I should say up to 90-96%. It depends on the methods and the type of fuel you use. Currently widely used nuclear technology is more like 30-50% recyclable. That number is able to be increased by using more recyclable fuel technology, which is available.

French nuclear waste in total is 0.0018 km³ (three olympic swimming pools) after 8 decades of using nuclear and primarily using nuclear for 4 decades, so I'm not so sure how you imply that the "state of nuclear waste" is bad.
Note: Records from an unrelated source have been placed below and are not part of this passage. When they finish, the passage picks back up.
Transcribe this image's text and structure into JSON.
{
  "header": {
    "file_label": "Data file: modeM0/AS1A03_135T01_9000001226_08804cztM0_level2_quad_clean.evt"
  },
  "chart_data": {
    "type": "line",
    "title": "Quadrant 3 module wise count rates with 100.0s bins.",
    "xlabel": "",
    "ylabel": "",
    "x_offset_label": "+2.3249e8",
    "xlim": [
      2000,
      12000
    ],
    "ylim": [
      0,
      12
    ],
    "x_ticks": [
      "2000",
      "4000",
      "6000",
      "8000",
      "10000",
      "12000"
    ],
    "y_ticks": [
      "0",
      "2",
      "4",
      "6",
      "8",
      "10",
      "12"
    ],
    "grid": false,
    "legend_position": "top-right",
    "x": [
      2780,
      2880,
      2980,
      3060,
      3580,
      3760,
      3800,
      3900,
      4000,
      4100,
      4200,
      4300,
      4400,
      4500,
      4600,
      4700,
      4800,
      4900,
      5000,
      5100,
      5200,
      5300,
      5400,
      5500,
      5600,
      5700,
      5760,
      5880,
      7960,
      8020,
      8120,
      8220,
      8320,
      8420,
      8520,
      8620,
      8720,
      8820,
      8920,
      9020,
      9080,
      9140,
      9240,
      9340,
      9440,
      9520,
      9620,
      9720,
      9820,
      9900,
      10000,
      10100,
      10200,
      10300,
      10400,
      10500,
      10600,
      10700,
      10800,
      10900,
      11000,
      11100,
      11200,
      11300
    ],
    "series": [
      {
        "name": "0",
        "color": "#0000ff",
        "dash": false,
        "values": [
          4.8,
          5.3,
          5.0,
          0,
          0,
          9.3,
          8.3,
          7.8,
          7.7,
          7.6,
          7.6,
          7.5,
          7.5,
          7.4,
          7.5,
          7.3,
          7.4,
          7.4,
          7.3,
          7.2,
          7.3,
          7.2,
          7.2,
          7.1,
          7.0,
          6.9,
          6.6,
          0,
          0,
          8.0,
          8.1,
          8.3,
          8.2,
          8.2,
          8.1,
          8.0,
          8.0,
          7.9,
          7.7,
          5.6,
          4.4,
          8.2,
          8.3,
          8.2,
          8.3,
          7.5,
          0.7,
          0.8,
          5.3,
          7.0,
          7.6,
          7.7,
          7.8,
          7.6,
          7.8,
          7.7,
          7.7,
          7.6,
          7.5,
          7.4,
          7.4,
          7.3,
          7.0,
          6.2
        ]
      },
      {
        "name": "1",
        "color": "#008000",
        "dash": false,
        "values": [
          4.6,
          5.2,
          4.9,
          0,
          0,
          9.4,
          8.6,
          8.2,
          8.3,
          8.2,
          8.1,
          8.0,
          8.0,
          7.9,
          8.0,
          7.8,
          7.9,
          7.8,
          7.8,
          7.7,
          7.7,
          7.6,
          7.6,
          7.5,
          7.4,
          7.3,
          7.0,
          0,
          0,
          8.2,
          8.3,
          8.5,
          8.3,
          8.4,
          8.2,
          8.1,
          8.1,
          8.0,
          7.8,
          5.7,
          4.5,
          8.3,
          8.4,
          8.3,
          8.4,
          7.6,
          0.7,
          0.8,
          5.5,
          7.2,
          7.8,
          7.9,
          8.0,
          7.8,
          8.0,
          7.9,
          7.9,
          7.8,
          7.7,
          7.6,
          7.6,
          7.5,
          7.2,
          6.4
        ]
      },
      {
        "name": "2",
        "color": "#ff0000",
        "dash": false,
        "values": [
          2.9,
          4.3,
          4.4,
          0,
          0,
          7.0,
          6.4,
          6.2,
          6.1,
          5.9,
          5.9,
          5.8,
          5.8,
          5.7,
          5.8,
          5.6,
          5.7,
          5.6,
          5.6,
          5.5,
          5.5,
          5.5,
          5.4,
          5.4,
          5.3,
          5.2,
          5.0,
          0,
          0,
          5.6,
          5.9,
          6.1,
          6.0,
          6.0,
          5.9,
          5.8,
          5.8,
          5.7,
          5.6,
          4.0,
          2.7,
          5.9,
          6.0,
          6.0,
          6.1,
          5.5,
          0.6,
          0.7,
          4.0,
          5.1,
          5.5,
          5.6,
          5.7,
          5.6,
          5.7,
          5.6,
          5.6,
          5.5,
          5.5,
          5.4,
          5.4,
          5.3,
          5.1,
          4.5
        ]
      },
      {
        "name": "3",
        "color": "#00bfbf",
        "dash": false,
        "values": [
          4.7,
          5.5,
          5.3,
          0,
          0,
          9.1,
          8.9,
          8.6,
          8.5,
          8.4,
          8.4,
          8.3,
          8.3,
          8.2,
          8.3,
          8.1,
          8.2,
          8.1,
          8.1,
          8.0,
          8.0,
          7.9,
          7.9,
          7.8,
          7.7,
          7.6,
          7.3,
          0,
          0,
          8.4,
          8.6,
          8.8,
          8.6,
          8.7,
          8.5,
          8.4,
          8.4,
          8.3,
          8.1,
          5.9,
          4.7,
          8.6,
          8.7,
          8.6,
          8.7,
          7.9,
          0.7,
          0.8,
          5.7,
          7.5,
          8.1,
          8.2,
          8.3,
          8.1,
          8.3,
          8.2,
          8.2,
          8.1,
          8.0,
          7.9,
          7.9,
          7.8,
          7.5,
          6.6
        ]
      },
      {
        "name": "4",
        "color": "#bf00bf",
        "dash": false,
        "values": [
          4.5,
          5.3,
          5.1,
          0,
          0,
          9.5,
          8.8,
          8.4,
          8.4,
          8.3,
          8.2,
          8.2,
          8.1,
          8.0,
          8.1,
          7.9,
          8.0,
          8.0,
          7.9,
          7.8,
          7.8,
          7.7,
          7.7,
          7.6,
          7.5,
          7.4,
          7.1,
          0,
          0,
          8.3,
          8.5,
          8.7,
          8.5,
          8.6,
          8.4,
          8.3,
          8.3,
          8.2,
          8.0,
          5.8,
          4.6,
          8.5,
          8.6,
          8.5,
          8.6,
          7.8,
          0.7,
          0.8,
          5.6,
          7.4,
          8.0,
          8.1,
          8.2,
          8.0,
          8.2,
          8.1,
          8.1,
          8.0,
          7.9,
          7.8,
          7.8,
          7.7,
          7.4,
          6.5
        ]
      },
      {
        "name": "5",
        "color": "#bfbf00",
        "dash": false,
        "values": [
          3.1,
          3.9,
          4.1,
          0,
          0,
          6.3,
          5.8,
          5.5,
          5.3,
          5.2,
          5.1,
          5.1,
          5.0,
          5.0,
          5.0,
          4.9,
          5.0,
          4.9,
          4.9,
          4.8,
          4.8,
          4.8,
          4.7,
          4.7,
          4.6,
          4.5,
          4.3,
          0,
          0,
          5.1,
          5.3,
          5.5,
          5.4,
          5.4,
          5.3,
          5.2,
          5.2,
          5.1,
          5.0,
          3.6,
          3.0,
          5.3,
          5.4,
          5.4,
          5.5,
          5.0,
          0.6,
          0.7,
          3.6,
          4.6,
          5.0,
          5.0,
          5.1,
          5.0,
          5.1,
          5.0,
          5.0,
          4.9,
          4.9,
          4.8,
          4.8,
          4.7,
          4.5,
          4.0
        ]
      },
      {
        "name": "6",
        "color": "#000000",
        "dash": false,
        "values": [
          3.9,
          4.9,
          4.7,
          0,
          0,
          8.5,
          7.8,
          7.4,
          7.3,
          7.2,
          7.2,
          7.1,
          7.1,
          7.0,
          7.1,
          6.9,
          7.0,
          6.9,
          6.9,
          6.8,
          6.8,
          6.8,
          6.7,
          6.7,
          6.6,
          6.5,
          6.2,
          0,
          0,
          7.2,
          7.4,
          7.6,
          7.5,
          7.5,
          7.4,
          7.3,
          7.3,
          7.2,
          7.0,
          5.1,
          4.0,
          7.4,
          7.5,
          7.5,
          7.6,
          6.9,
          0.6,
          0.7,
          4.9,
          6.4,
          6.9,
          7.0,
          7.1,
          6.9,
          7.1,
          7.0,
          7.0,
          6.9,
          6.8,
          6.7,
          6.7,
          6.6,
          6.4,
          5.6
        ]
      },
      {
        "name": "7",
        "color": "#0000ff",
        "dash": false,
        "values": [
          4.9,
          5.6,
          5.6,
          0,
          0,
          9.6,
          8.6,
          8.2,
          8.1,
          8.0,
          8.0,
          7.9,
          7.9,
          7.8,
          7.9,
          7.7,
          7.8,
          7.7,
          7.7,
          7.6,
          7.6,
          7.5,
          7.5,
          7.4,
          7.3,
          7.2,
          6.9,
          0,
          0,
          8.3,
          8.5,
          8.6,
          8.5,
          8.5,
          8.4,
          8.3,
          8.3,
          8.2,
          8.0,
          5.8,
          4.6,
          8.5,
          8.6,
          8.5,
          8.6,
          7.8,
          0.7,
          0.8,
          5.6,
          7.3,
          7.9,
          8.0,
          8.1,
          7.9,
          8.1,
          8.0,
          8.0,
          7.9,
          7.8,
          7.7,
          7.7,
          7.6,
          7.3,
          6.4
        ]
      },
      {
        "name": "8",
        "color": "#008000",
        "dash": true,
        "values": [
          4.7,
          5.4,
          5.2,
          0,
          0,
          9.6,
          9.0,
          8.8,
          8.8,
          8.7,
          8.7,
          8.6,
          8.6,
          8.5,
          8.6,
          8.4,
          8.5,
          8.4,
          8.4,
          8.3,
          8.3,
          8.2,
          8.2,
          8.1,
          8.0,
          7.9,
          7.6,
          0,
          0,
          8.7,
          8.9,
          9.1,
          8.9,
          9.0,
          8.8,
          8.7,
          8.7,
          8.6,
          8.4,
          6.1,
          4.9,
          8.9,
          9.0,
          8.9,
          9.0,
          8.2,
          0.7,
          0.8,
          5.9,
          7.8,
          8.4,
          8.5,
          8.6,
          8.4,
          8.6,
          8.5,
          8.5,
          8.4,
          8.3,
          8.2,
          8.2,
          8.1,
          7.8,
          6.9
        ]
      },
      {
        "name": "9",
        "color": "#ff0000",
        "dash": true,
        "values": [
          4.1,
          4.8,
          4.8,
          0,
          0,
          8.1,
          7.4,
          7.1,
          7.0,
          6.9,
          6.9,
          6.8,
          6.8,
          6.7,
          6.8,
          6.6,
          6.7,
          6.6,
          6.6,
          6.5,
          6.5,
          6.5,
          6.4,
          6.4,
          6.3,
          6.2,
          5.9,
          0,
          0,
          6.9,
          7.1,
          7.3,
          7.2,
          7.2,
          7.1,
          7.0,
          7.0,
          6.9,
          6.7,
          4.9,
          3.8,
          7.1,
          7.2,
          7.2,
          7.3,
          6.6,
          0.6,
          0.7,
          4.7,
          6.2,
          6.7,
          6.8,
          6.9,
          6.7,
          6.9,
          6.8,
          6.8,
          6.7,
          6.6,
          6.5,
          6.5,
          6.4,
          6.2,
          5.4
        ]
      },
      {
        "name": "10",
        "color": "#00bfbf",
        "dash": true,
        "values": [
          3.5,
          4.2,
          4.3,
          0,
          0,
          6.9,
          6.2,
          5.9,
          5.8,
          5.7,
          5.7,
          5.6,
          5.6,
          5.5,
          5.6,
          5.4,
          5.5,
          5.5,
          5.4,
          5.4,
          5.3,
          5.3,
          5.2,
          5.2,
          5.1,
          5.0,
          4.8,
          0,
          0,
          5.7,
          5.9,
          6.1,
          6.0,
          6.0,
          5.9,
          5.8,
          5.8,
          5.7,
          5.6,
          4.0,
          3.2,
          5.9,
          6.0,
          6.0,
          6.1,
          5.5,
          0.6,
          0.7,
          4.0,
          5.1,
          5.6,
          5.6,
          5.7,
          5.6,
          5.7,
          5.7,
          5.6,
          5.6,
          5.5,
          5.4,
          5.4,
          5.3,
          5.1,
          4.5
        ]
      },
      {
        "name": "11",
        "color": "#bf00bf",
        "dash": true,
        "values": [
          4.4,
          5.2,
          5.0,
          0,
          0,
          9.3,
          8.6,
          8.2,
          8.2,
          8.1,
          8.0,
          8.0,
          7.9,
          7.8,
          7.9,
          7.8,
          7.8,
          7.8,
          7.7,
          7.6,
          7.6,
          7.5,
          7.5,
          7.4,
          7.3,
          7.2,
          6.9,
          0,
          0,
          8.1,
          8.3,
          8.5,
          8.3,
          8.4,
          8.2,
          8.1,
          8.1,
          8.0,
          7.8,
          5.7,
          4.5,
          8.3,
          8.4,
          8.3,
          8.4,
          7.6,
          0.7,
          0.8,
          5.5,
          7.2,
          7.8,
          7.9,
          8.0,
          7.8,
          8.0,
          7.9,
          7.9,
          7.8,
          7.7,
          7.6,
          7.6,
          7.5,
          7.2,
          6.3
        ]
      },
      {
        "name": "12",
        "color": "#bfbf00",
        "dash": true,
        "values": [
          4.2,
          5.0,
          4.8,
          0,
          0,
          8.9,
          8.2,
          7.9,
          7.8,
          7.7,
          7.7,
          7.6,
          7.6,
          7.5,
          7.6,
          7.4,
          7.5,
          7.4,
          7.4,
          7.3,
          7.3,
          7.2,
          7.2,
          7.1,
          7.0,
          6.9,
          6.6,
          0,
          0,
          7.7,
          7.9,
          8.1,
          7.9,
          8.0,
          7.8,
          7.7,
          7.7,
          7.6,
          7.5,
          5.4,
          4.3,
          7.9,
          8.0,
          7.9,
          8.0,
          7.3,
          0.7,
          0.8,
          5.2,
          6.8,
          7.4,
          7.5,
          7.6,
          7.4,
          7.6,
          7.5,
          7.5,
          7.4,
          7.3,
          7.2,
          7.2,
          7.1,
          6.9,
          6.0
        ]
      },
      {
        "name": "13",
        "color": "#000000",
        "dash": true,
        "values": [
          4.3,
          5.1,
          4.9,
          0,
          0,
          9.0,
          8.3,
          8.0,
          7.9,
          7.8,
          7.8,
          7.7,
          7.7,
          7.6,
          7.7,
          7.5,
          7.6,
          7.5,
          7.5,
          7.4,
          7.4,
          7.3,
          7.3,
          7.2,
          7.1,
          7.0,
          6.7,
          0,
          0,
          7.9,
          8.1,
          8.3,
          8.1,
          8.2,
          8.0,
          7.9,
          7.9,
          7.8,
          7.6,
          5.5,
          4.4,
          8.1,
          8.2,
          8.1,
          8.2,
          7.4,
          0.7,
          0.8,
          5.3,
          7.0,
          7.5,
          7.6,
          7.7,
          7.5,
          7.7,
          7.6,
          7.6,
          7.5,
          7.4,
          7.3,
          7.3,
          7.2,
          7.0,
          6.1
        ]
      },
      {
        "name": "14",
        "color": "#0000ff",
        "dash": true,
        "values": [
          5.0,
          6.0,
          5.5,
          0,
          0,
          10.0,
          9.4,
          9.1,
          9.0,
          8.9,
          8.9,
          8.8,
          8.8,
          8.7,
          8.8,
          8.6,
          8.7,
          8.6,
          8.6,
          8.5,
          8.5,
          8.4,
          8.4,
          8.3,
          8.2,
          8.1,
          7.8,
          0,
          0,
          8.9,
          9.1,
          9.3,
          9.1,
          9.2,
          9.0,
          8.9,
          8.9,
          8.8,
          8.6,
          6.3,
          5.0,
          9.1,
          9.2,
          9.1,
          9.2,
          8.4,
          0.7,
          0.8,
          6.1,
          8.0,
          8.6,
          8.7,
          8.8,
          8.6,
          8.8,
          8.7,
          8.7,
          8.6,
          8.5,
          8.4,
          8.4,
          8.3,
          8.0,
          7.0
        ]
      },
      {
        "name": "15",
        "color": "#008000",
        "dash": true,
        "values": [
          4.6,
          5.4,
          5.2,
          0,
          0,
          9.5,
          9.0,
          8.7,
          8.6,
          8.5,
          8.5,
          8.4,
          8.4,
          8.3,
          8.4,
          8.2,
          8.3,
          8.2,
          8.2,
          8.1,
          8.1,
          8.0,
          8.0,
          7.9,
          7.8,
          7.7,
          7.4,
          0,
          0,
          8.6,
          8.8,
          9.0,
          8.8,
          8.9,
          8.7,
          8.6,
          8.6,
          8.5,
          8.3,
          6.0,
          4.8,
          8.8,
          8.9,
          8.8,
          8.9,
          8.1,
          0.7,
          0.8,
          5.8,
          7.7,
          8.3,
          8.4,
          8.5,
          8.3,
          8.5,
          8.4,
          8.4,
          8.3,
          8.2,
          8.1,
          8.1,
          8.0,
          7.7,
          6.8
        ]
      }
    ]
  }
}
Even with the "inefficient" ways of using/recycling nuclear, there's not a lot of waste produced in the first place.

Only ~10% of French waste is actually long-lived too, meaning after a few decades to 3 centuries, 90% of it will no longer have abnormal radioactivity. Meaning the radioactiveness of the waste just goes away on its own after a moderately short period of time and it basically just turns into a big rock.

[–] crispy_kilt@feddit.de -1 points 5 months ago

I should say up to 90-96%.

Right, and I am up to 90% made of Mars dust.

[–] drolex@sopuli.xyz -5 points 5 months ago* (last edited 5 months ago)

0.0018 km3 is an enormous volume for something so dangerous. And that doesn't taken into account the waste created during extraction and transformation of nuclear fuel. Map of nuclear waste storage here https://reporterre.net/CARTE-EXCLUSIVE-Les-dechets-radioactifs-s-entassent-partout-en-France

And recycling is an abusive terminology for nuclear waste, since reusing waste creates again nuclear waste, waiting for "valorisation ultérieure" i.e. stored.